Vindobona/Wien. Der römische Kaiser Vespasian hatte in seiner Amtszeit in den Jahren 69 bis 79 nach Beginn unserer Zeitrechnung ein Problem: Sein Vorgänger Nero hatte ihm ein übles Budgetdefizit hinterlassen, der Bürgerkrieg im Vierkaiserjahr war auch nicht gerssade eine günstige Begebenheit. Also musste Vespasian sanieren. Er strich Griechenland die Steuerprivilegien, den Hauptschlag seines Sparpaketes bekam jedoch Rom selbst zu spüren: Der neue Kaiser führte eine Abgabe für die Benutzung öffentlicher Latrinen ein.
Die WC-Steuer war – ironischer Weise im Gegensatz zu ihrem Erfinder – freilich nicht allzu beliebt. Sogar Vespasians Sohn und designierter Nachfolger Titus machte dem Kaiser Vorwürfe, er würde hier ein schmutziges Geschäft betreiben. Doch Vespasian nahm ein paar Sesterzen aus den neuen Einnahmen in die Hand, hielt sie seinem Erben unter die Nase und tätigte die berühmte Feststellung: “Pecunia non olet.” – Geld stinkt nicht, selbst wenn seine Lukrierung auf Urin beruht.
Nicht ganz 2.000 Jahre später. Der Kaiser heißt Michael Ludwig, sein formeller Titel lautet: Bürgermeister und Landeshauptmann von Wien.
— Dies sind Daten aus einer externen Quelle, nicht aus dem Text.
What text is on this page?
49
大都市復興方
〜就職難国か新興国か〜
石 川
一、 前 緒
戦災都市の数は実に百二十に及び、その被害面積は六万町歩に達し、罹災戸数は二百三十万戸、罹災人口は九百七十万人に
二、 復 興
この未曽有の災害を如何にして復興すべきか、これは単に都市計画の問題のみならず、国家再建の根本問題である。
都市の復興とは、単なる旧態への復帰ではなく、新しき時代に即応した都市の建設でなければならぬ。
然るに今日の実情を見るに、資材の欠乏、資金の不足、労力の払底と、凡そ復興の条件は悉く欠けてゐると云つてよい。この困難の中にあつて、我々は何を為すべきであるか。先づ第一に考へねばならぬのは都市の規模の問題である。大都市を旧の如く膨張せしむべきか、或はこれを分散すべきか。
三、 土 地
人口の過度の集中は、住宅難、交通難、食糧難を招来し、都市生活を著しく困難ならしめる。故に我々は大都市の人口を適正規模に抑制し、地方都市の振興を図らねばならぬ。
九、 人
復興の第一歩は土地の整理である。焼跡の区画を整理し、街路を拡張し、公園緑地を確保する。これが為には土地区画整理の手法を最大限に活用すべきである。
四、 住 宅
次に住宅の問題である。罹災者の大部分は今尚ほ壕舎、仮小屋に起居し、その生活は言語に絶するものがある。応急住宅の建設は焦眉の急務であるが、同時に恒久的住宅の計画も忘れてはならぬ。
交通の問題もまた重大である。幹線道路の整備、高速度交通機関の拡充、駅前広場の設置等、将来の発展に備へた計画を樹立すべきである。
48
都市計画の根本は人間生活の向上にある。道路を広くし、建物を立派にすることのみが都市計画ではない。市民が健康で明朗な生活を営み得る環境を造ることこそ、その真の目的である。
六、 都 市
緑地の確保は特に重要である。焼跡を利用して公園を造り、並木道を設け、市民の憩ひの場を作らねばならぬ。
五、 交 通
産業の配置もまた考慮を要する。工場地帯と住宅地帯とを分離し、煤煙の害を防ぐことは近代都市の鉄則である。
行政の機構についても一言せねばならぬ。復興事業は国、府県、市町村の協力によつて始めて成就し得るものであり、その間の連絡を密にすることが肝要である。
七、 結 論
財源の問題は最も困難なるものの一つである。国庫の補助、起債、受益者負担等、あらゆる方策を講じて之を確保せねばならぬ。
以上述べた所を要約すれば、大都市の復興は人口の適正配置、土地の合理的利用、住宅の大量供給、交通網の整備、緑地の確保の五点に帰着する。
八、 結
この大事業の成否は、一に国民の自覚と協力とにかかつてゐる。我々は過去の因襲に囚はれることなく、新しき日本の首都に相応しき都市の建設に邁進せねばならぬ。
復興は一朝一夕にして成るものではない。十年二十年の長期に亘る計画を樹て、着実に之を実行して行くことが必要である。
Seitens der Volksanwaltschaft ist er mit ähnlichen Vorwürfen wie Vespasian konfrontiert, diesesmal weist die Sache aber auch noch eine geschlechterdiskriminierende Facette auf. Wer in ein öffentliches WC will, zahlt in Wien zumeist 50 Cent – was bereits zu kritisieren wäre: Kostenlose Toilettenbenutzung, und zwar flächendeckend, ist eine Grundforderung gegenüber der Kommunalpolitik.
Wichtiges Detail am Rande: Männer müssen eben nicht zwingend 50 Cent abbüßen. Denn für sie ist der Pissoirbereich gratis zugänglich, nur fürs große Geschäft in der Einzelkabine müssen auch Männer bezahlen. Somit liegt offenkundig eine Ungleichbehandlung vor, eine Benachteiligung von Frauen. Neben dem finanziellen Schaden, der zumeist verkraftbar sein dürfte, geht es hier klar und deutlich um das Wohlbefinden und die Sicherheit von Frauen im urbanen Raum. Es braucht daher mehr öffentliche Toiletten, die überall für alle gratis sein sollten. Der Status quo stinkt.